La mare de Sohier se trouve à environ 600 m au sud-ouest du centre du village de Sohier, sur le piémont de l'Ardenne au contact avec la Fagne schisteuse. Couvrant 25 ares, elle est de forme triangulaire et est limitée d'un côté par l'accotement de la route et des deux autres côtés par de grosses haies qui l'isolent des prairies pâturées voisines.
Le substrat est formé d'une argile très peu vaseuse provenant de l'altération des schistes et grès de l'Emsien moyen (assise de Winenne). En 1995 cependant, une couche de vase atteignant 1 m d'épaisseur couvrait le fond de la mare. En 2013, la profondeur d'eau oscille entre 0,85 et 1 m et l'épaisseur de vase n'est plus que de 10 à 25 cm, résultat du curage effectué de façon progressive de 2009 à 2011 (LIMBOURG et LEURQUIN, 2013).
Les eaux sont mésotrophes, en voie d'eutrophisation. Elles sont de nature alcaline (pH de 7,6 en août 2013).
La végétation de la mare de Sohier a été étudiée en détail par OVERAL (1978; 1996) et une cartographie précise des groupements végétaux a été réalisée par LEURQUIN (2003). Le site a été visité à plusieurs reprises par les Naturalistes de la Haute Lesse (historique dans LIMBOURG et LEURQUIN, 2013).

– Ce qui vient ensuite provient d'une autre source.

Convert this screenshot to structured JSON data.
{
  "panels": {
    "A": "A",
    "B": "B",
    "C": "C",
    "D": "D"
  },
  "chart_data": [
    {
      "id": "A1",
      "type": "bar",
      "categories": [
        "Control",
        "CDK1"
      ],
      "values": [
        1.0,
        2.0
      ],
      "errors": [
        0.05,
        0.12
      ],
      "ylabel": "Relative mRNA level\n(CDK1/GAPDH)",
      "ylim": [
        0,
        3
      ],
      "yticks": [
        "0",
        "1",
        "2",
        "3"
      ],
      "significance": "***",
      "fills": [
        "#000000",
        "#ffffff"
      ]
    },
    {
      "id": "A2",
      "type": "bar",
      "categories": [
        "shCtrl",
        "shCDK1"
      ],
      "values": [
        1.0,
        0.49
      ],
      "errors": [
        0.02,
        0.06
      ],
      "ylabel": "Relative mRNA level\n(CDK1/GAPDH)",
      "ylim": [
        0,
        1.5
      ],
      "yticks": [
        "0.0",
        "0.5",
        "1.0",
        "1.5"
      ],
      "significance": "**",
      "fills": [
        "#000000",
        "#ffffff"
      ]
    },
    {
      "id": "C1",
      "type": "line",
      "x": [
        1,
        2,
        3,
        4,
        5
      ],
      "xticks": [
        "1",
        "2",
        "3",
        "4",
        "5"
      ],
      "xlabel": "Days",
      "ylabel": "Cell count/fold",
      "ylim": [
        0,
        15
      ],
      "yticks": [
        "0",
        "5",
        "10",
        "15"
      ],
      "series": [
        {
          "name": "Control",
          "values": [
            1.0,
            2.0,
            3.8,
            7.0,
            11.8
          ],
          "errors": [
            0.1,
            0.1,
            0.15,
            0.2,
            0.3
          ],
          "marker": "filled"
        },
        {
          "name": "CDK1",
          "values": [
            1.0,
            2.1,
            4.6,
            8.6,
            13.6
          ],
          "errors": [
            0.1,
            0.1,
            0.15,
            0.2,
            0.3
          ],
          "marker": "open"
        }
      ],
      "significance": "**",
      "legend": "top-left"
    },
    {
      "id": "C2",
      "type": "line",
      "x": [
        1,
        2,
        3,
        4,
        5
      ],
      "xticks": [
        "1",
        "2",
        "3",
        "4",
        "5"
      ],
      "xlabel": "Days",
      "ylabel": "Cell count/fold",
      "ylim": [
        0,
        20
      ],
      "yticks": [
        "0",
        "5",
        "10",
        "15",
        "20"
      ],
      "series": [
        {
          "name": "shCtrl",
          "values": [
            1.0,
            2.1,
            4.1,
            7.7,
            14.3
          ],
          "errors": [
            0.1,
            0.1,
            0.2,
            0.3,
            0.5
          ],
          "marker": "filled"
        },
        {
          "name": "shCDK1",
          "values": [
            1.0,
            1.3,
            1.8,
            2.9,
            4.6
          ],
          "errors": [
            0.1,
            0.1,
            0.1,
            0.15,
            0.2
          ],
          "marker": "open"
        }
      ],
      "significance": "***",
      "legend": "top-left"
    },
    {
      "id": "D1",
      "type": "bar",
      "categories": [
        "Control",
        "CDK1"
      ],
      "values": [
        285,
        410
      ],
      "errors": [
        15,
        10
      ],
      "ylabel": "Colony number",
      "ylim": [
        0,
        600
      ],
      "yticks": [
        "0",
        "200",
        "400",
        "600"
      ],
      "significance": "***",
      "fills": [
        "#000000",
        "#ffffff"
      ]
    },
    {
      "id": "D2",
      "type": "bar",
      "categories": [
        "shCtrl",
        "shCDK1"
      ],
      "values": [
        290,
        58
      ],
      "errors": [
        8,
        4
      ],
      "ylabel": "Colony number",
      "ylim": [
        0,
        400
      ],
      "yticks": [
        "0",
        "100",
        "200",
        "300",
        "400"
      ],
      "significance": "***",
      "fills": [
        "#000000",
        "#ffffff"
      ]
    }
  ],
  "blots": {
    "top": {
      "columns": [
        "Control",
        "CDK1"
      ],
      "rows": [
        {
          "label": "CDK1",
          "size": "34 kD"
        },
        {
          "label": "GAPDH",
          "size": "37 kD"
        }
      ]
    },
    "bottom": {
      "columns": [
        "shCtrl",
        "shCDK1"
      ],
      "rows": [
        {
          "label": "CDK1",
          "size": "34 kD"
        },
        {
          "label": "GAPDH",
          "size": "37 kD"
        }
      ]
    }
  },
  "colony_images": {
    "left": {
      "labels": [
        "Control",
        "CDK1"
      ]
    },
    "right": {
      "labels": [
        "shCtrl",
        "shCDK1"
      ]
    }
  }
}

Historiquement, cette mare communale était périodiquement curée, action qui permettait d'entretenir la dynamique végétale en limitant son envasement. Le dernier curage ayant été opéré dans les années 1970, elle s'est progressivement atterrie et envasée jusqu'au récent curage progressif qui a eu lieu en deux phases en 2009 et 2011.
Durant les années 1990-2000, on distingue, du centre de la mare vers ses berges:
- une végétation aquatique à Potamogeton natans qui a progressivement fait place à un herbier à Elodea canadensis qui occupe toute l'eau libre.
- un groupement flottant à Lemna minor, à developpement estival;
- une sparganaie à Sparganium emersum, toujours bien caractérisée en 1995 et associée à Eleocharis palustris;
- une glycéraie à Glyceria fluitans, subsistant principalement dans la partie sud de la mare;
- un groupement à Eleocharis palustris, abritant en outre Agrostis stolonifera, Veronica scutellata, Bidens cernua;
- une jonchaie à Juncus effusus melé de Solanum dulcamara;
- des fragments du Bidention à Bidens tripartita (non revu récemment), B. cernua, Alopecurus aequalis (en très forte régression au début des années 2000), etc.;
- des fourrés de saules (Salix x multinervis) et d'épineux (Rubus caesius, entre autre).
Par rapport aux premières observations datant de 1977, le milieu a évolué dans le sens d'une eutrophisation sensible des eaux. Cette eutrophisation est favorable à Bidens cernua ainsi qu'à Elodea canadensis. Par contre, une espèce comme Lemna trisulca, affectionnant les eaux pauves en nitrates et phosphates, semble avoir disparu.
En août 2013, deux ans après le curage de la mare, il a été constaté (LIMBOURG et LEURQUIN, 2013):
- une densification des herbiers d'Elodea canadensis (tapis épais et continu de 50 cm d'épaisseur) et de Potamogeton natans;
- une présence plus importante de Bidens cernua et de Veronica scutellata;
- le maintien d'Alopecurus aequalis en pieds isolés;
- la disparition du groupement fragmentaire à Juncus acutiflorus.
La mare de Sohier présente un intérêt important pour la faune aquatique, notamment les amphibiens et les odonates qui sont les groupes pour lesquels les données sont les plus abondantes. Les autres groupes taxonomiques (coléoptères aquatiques, hétéroptères, trichoptères, ...) ont été beaucoup moins étudiés et mériteraient un inventaire détaillé.
Le site est fréquenté notamment par plusieurs espèces d'amphibiens dont les quatre tritons de Wallonie. Le rare triton crêté (Triturus cristatus) était déjà signalé dans les années 1980 et est toujours bien présent. D'après des captures par nasses au printemps 2013 (voir le relevé de MAREE et PAQUAY in LIMBOURG et LEURQUIN, 2013), la population peut être estimée à 500 individus ou davantage (comm. A. Laudelout). On notera aussi l'importante population de la petite grenouille verte (Pelophylax lessonae).
Parmi les mollusques dulcicoles, on signale la présence de Sphaerium lacustre, Pisidium nitidum, Pisidium personatum, Anisus vortex, Gyraulus albus, Lymnaea stagnalis. Notons que cette dernière et grande espèce ne semble être apparue que récemment sur le site où elle est maintenant bien présente (MAREE, 2003).